If it is true that what I mean by “selfishness” is not what is meant conventionally, then this is one of the worst indictments of altruism: it means that altruism permits no concept of a self-respecting, self-supporting man—a man who supports his life by his own effort and neither sacrifices himself nor others. It means that altruism permits no view of men except as sacrificial animals and profiteers-on-sacrifice, as victims and parasites—that it permits no concept of a benevolent co-existence among men—that it permits no concept of justice.

Altruism, even when portrayed this way, allows for the existence of such people, it just might look down upon them.  But being that I am not coming from an altruistic point of view, this is not relevant to me or to most ethical thinkers.

But we do have other concepts of justice–John Rawls’ work was already alluded to, and there are others.  Rand here is so blind to anything except her own interests that she can’t see that she is not being rational in her criticism of a moral system which is not only a straw-man, but ignores many other possible views. This myopia is common in Rand’s work, and seems to belie a general lack of understanding of ethical philosophy, especially that of her philosophical opponents.

If you wonder about the reasons behind the ugly mixture of cynicism and guilt in which most men spend their lives, these are the reasons: cynicism, because they neither practice nor accept the altruist morality—guilt, because they dare not reject it.

To rebel against so devastating an evil, one has to rebel against its basic premise. To redeem both man and morality, it is the concept of “selfishness” that one has to redeem.

So, there are some people who resent being repressed to act the way that they want, because what they want to do is considered immoral.  The problem with this is that this could be true of all sorts of behaviors, whether actually immoral or not.  Wherein popular morality has not caught up with what is rational, this is a battle cry for those who fight against the conservatism of our society.  For atheists, polyamorous people, etc such ideas are important if we want to progress our culture morally, legally, and behaviorally.

But for others this could be used as an excuse to not consider the social and interpersonal effects of their behavior.  There are times when we need to, morally, restrain our interests (even if we think those interests to be rational), when the effects of those interests harm others unnecessarily.

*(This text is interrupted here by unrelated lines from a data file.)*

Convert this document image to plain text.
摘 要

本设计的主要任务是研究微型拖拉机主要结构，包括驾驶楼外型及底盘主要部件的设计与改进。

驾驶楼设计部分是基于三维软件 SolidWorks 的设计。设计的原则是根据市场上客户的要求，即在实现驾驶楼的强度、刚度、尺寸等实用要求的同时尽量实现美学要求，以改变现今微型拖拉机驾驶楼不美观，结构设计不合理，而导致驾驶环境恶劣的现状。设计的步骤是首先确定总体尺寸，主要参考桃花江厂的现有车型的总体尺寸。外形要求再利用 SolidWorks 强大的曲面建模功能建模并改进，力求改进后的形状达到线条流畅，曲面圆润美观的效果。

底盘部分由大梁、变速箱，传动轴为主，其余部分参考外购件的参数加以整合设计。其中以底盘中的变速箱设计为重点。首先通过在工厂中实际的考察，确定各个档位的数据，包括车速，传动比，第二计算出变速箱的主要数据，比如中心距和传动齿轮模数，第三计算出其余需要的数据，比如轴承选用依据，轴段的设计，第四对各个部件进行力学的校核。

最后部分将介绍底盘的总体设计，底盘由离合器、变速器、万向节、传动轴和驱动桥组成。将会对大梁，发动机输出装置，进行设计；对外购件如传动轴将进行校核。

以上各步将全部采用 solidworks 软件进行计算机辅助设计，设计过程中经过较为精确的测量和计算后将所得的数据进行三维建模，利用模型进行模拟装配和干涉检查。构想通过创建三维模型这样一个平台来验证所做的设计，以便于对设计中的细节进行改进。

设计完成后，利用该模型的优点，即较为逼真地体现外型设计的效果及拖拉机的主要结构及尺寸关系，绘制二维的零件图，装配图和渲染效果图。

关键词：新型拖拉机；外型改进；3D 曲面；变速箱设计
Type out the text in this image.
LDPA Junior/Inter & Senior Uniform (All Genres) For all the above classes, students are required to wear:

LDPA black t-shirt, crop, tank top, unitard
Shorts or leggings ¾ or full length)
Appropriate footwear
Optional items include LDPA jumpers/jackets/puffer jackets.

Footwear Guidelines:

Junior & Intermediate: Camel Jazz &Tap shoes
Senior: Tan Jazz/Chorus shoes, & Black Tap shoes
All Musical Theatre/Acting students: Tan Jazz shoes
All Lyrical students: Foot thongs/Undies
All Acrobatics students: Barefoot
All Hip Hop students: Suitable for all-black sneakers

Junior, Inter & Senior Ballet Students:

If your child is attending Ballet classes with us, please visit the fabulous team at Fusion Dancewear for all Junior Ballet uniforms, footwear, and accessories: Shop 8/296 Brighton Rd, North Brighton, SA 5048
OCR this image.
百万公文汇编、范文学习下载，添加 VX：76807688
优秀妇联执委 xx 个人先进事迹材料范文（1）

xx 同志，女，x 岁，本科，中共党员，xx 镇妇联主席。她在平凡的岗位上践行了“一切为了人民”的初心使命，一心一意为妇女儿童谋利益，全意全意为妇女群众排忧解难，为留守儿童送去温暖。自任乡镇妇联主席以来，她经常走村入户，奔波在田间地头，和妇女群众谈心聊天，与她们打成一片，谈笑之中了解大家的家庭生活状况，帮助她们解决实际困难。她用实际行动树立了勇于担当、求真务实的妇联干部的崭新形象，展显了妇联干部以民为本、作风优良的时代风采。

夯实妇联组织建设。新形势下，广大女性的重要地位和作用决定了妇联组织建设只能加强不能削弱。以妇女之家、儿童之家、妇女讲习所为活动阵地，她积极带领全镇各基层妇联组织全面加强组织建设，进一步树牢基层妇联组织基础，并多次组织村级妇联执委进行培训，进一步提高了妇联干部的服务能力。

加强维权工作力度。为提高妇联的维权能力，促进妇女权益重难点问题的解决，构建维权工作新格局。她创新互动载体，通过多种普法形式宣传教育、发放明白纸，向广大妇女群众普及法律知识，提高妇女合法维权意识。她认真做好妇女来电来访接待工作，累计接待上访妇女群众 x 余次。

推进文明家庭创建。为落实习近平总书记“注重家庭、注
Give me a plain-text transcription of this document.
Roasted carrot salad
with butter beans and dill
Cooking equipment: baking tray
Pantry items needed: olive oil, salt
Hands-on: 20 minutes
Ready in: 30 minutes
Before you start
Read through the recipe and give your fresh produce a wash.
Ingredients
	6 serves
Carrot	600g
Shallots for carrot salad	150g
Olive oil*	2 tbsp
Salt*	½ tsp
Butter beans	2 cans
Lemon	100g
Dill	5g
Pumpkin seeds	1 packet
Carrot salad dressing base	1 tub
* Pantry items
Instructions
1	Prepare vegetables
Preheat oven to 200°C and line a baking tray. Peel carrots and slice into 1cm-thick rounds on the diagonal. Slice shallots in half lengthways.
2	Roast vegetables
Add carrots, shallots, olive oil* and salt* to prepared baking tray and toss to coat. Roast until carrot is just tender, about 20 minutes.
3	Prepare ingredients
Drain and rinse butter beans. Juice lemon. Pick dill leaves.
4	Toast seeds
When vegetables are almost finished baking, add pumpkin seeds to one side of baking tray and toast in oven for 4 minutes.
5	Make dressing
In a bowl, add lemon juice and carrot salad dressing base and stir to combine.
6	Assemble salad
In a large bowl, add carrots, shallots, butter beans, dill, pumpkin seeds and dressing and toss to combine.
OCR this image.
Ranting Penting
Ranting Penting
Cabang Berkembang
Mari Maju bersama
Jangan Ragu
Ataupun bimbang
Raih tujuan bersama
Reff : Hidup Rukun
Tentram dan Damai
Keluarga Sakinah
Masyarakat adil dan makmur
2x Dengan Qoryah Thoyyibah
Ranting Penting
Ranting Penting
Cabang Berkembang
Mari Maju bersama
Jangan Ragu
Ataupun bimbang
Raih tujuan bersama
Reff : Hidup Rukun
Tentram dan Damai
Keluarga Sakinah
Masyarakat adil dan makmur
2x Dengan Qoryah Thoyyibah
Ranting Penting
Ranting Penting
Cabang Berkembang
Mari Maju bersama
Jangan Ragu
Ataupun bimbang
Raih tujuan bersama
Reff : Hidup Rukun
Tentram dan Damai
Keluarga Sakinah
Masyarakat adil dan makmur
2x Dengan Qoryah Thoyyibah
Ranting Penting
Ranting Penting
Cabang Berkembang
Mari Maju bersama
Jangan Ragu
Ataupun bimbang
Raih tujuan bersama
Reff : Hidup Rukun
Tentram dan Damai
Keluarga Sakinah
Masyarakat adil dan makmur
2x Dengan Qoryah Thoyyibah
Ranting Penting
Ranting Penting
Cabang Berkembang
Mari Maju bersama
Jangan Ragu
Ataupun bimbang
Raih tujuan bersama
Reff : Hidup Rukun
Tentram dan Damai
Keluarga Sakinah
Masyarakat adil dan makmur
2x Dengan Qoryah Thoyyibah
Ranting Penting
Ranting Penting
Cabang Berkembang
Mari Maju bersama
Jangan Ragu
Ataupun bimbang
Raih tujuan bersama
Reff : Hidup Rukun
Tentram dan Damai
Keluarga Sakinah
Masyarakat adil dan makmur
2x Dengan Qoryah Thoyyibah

And in more cases than not, this side of this battle cry seeks to preserve certain types of power structures and privileges which the individual, who considers their proclivities to be rational, is blind to (due to the nature of privilege and power).

It is no surprise that fans of Ayn Rand tend to side with business interests, free market capitalism, etc and view any form of socialism, communism, or any type of centrist criticism of Wall Street et al as problematic at best and down right un-American at worst.  Anyone who has a problem with those things hates freedom, and seeks to take something from you which you earned rightfully.  Any tax or sacrifice of any kind, which you earned, is immoral because it gives to someone who didn’t earn something.

The first step is to assert man’s right to a moral existence—that is: to recognize his need of a moral code to guide the course and the fulfillment of his own life.

For a brief outline of the nature and the validation of a rational morality, see my lecture on “The Objectivist Ethics” which follows. The reasons why man needs a moral code will tell you that the purpose of morality is to define man’s proper values and interests, that concern with his own interests is the essence of a moral existence, and that man must be the beneficiary of his own moral actions.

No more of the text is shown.